Laksamana Hang Nadim was a warrior of the Johor-Riau during the Portuguese occupation of Malacca. He is the son of legendary Malacca Warrior Hang Jebat and foster son another legendary Malacca Warrior Hang Tuah.
After the fall of Malacca to the Portuguese in 1511, Sultan Mahmud withdrew from Teloh Naming to Ulu Muar, then settled in Pagoh and Bentayan. Sultan Mahmud and his descendants built up the Johor Sultanate as the basis of Johor-Riau Empire based in Johore, the Riau Islands, Pahang and all those parts of the old Malacca Sultanate which was not occupied by the Portuguese. Although Malacca had fallen to the Portuguese, Sultan Mahmud and his son Sultan Ahmad had continuously sent his army to attack the Portuguese in Malacca from 1511 till 1526. Sultan Mahmud died in Kampar, Sumatra in 1528 and was known as Marhum Kampar.

Appointment as Laksamana
When Laksamana Khoja Hassan died, Hang Nadim was appointed as the new Laksamana. Hang Nadim assisted Sultan Mahmud in the two attempts he made to recover his throne in 1519 and 1524.

In 1516, Hang Nadim attacked Malacca with the hope of recapturing it from the Portuguese, but the attack was unsuccessful.

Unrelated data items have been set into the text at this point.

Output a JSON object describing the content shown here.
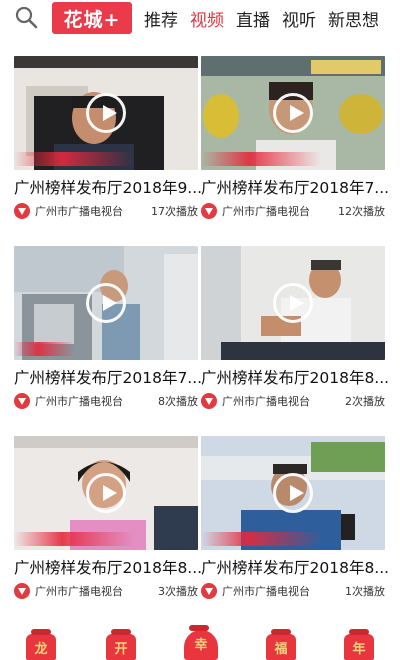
{
  "header": {
    "brand": "花城+",
    "tabs": [
      {
        "label": "推荐",
        "active": false
      },
      {
        "label": "视频",
        "active": true
      },
      {
        "label": "直播",
        "active": false
      },
      {
        "label": "视听",
        "active": false
      },
      {
        "label": "新思想",
        "active": false
      }
    ],
    "accent_color": "#e8323d"
  },
  "videos": [
    {
      "title": "广州榜样发布厅2018年9...",
      "source": "广州市广播电视台",
      "plays": "17次播放"
    },
    {
      "title": "广州榜样发布厅2018年7...",
      "source": "广州市广播电视台",
      "plays": "12次播放"
    },
    {
      "title": "广州榜样发布厅2018年7...",
      "source": "广州市广播电视台",
      "plays": "8次播放"
    },
    {
      "title": "广州榜样发布厅2018年8...",
      "source": "广州市广播电视台",
      "plays": "2次播放"
    },
    {
      "title": "广州榜样发布厅2018年8...",
      "source": "广州市广播电视台",
      "plays": "3次播放"
    },
    {
      "title": "广州榜样发布厅2018年8...",
      "source": "广州市广播电视台",
      "plays": "1次播放"
    }
  ],
  "bottom_nav": {
    "items": [
      {
        "label": "龙"
      },
      {
        "label": "开"
      },
      {
        "label": "幸"
      },
      {
        "label": "福"
      },
      {
        "label": "年"
      }
    ]
  }
}
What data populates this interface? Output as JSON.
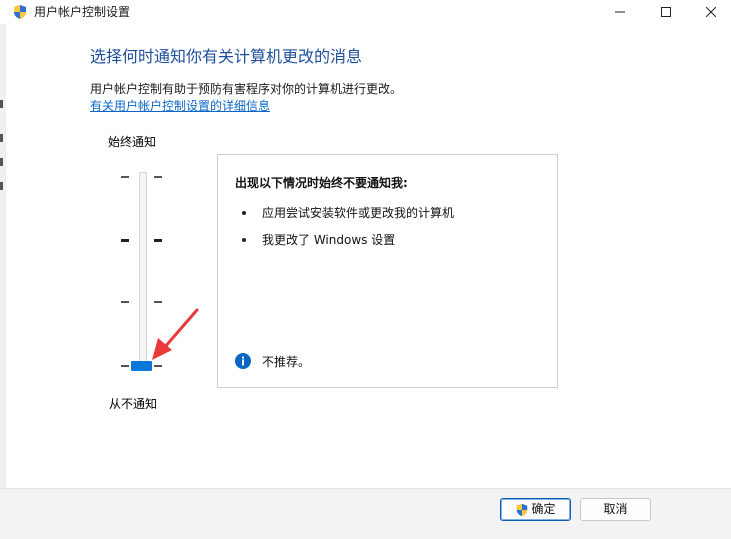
{
  "window": {
    "title": "用户帐户控制设置",
    "controls": {
      "minimize": "minimize",
      "maximize": "maximize",
      "close": "close"
    }
  },
  "content": {
    "headline": "选择何时通知你有关计算机更改的消息",
    "description": "用户帐户控制有助于预防有害程序对你的计算机进行更改。",
    "link": "有关用户帐户控制设置的详细信息"
  },
  "slider": {
    "top_label": "始终通知",
    "bottom_label": "从不通知",
    "levels": 4,
    "selected_level": 1
  },
  "info_panel": {
    "heading": "出现以下情况时始终不要通知我:",
    "bullets": [
      "应用尝试安装软件或更改我的计算机",
      "我更改了 Windows 设置"
    ],
    "note": "不推荐。"
  },
  "buttons": {
    "ok": "确定",
    "cancel": "取消"
  },
  "colors": {
    "headline": "#1f4e9c",
    "link": "#0b66c7",
    "thumb": "#0a78d7",
    "arrow": "#e8393b"
  }
}
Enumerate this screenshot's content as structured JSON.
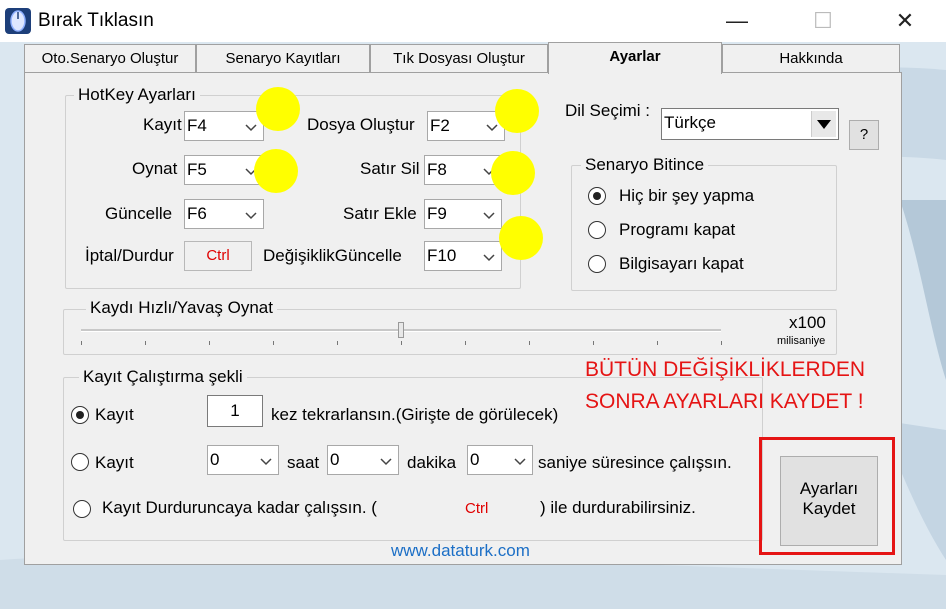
{
  "window": {
    "title": "Bırak Tıklasın",
    "minimize": "—",
    "maximize": "☐",
    "close": "✕"
  },
  "tabs": [
    {
      "label": "Oto.Senaryo Oluştur"
    },
    {
      "label": "Senaryo Kayıtları"
    },
    {
      "label": "Tık Dosyası Oluştur"
    },
    {
      "label": "Ayarlar"
    },
    {
      "label": "Hakkında"
    }
  ],
  "active_tab": "Ayarlar",
  "hotkeys": {
    "title": "HotKey Ayarları",
    "kayit": {
      "label": "Kayıt",
      "value": "F4"
    },
    "oynat": {
      "label": "Oynat",
      "value": "F5"
    },
    "guncelle": {
      "label": "Güncelle",
      "value": "F6"
    },
    "iptal": {
      "label": "İptal/Durdur",
      "value": "Ctrl"
    },
    "dosya": {
      "label": "Dosya Oluştur",
      "value": "F2"
    },
    "satir_sil": {
      "label": "Satır Sil",
      "value": "F8"
    },
    "satir_ekle": {
      "label": "Satır Ekle",
      "value": "F9"
    },
    "degisiklik": {
      "label": "DeğişiklikGüncelle",
      "value": "F10"
    }
  },
  "language": {
    "label": "Dil Seçimi :",
    "value": "Türkçe",
    "help": "?"
  },
  "scenario_end": {
    "title": "Senaryo Bitince",
    "options": [
      {
        "label": "Hiç bir şey yapma",
        "selected": true
      },
      {
        "label": "Programı kapat",
        "selected": false
      },
      {
        "label": "Bilgisayarı kapat",
        "selected": false
      }
    ]
  },
  "speed": {
    "title": "Kaydı Hızlı/Yavaş Oynat",
    "multiplier": "x100",
    "unit": "milisaniye",
    "slider_fraction": 0.5
  },
  "run_mode": {
    "title": "Kayıt Çalıştırma şekli",
    "option1": {
      "label": "Kayıt",
      "selected": true,
      "count": "1",
      "suffix": "kez tekrarlansın.(Girişte de görülecek)"
    },
    "option2": {
      "label": "Kayıt",
      "selected": false,
      "hours": "0",
      "hours_label": "saat",
      "minutes": "0",
      "minutes_label": "dakika",
      "seconds": "0",
      "seconds_label": "saniye süresince çalışsın."
    },
    "option3": {
      "label": "Kayıt Durduruncaya kadar çalışsın.  (",
      "selected": false,
      "key": "Ctrl",
      "suffix": ") ile durdurabilirsiniz."
    }
  },
  "notice": {
    "line1": "BÜTÜN DEĞİŞİKLİKLERDEN",
    "line2": "SONRA AYARLARI KAYDET !"
  },
  "save_button": {
    "line1": "Ayarları",
    "line2": "Kaydet"
  },
  "website": "www.dataturk.com",
  "colors": {
    "accent_red": "#e51414",
    "highlight_yellow": "#ffff00",
    "link_blue": "#1c6fc6",
    "panel_bg": "#f0f0f0"
  }
}
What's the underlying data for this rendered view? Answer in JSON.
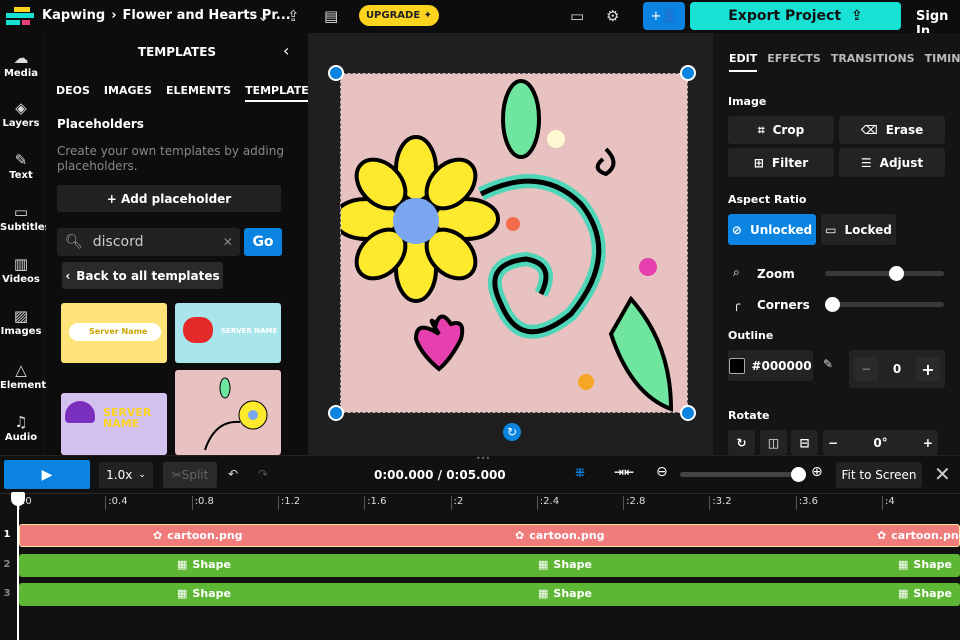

In 1524, Hang Nadim also besieged Malacca in the hope of preventing food reaching the town. The Portuguese were relieved by reinforcements from Goa.

Hang Nadim proved his leadership and heroism by defeating the Portuguese when they attacked Bintan and Kopak. His gallantry was highly esteemed by the Malays and the repeated attacks he mounted on the Portuguese weakened their fighting spirit and badly damaged their trade in Malacca.

Honours
 KD Laksamana Hang Nadim (F134), a Laksamana-class corvette of the Royal Malaysian Navy, is named after him.

 Hang Nadim Airport in Batam, Indonesia is named after him.